On 05.07.2010 2:03, Stefan Strasser wrote:
Zitat von Andrey Semashev <andrey.semashev@gmail.com>:
On 05.07.2010 0:58, Stefan Strasser wrote:
How do you work around the problem with delay loaded dlls?
I don't. I suppose platforms that have that problem can be supported by hiding the TLS vector behind a function call, or if the platform doesn't support global TLS but supports TLS that is local to the DLL the pointer to the TLS vector could be obtained under a mutex lock for each module. note that this implementation only uses one TLS variable. if it can't be supported you'd have to fall back to TlsAlloc etc.
AFAIK, Windows prior to Vista and Linux have this issue. It's a quite wide range of platforms, IMHO.
I'm not too familiar with delay-loading, but why can't these platforms be supported by hiding the TLS-access behind a function call so it always originates from the same module?

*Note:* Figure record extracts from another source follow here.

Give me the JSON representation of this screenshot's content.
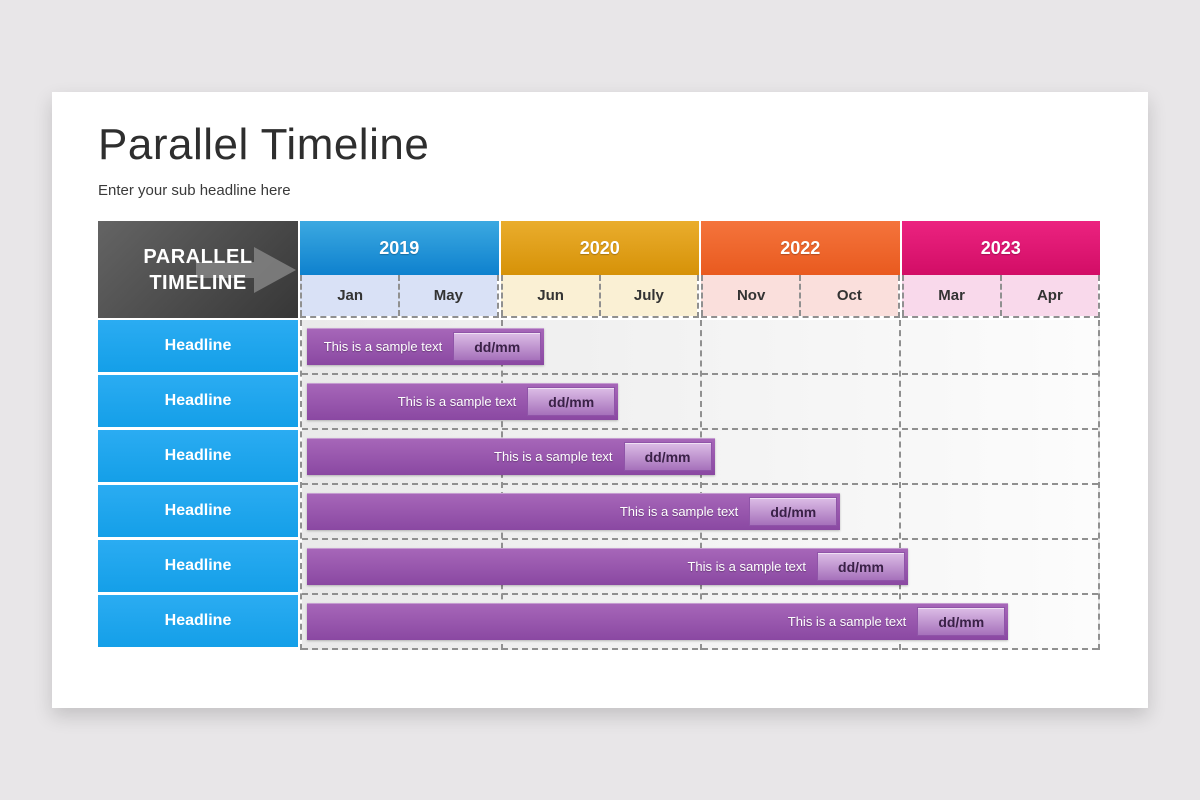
{
  "slide": {
    "title": "Parallel Timeline",
    "subtitle": "Enter your sub headline here"
  },
  "timeline": {
    "corner_label": "PARALLEL TIMELINE",
    "years": [
      {
        "label": "2019",
        "months": [
          "Jan",
          "May"
        ],
        "gradient_top": "#3CA9E1",
        "gradient_bottom": "#0E81CE",
        "month_bg": "#D9E1F6"
      },
      {
        "label": "2020",
        "months": [
          "Jun",
          "July"
        ],
        "gradient_top": "#EAAD2D",
        "gradient_bottom": "#D69208",
        "month_bg": "#FAF0D4"
      },
      {
        "label": "2022",
        "months": [
          "Nov",
          "Oct"
        ],
        "gradient_top": "#F4743C",
        "gradient_bottom": "#E95A1F",
        "month_bg": "#FADFDC"
      },
      {
        "label": "2023",
        "months": [
          "Mar",
          "Apr"
        ],
        "gradient_top": "#EC2380",
        "gradient_bottom": "#D20D66",
        "month_bg": "#F9D9EB"
      }
    ],
    "rows": [
      {
        "headline": "Headline",
        "bar_label": "This is a sample text",
        "badge": "dd/mm",
        "bar_width_pct": 29.8
      },
      {
        "headline": "Headline",
        "bar_label": "This is a sample text",
        "badge": "dd/mm",
        "bar_width_pct": 39.1
      },
      {
        "headline": "Headline",
        "bar_label": "This is a sample text",
        "badge": "dd/mm",
        "bar_width_pct": 51.2
      },
      {
        "headline": "Headline",
        "bar_label": "This is a sample text",
        "badge": "dd/mm",
        "bar_width_pct": 67.0
      },
      {
        "headline": "Headline",
        "bar_label": "This is a sample text",
        "badge": "dd/mm",
        "bar_width_pct": 75.5
      },
      {
        "headline": "Headline",
        "bar_label": "This is a sample text",
        "badge": "dd/mm",
        "bar_width_pct": 88.1
      }
    ],
    "colors": {
      "headline_bg_top": "#2BACF2",
      "headline_bg_bottom": "#149FE8",
      "bar_top": "#A767B9",
      "bar_bottom": "#8A48A2",
      "badge_top": "#DCBDE6",
      "badge_bottom": "#A671BB",
      "badge_border": "#8F54A8",
      "badge_text": "#3A2147",
      "corner_top": "#646464",
      "corner_bottom": "#373737",
      "arrow": "#8C8C8C",
      "grid_dash": "#909090"
    }
  }
}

I'm not sure I understand how it helps. Could you elaborate? The main problem is that you can't guarantee that _any_ boost module is linked with the main executable. Therefore, you can't define a module that would define these compiler-TLS variables.
in that case, I guess I am suggesting to add a public interface like static_thread_specific_ptr, to support the semantics of __declspec(thread)/__thread/thread_local, i.e. crash when used from delay-loaded modules on platforms that don't support it.
That is a different extension from what I am proposing. But frankly speaking, I don't see much use from it if it crashes on some setups and I can't detect such setups in my code that uses this component.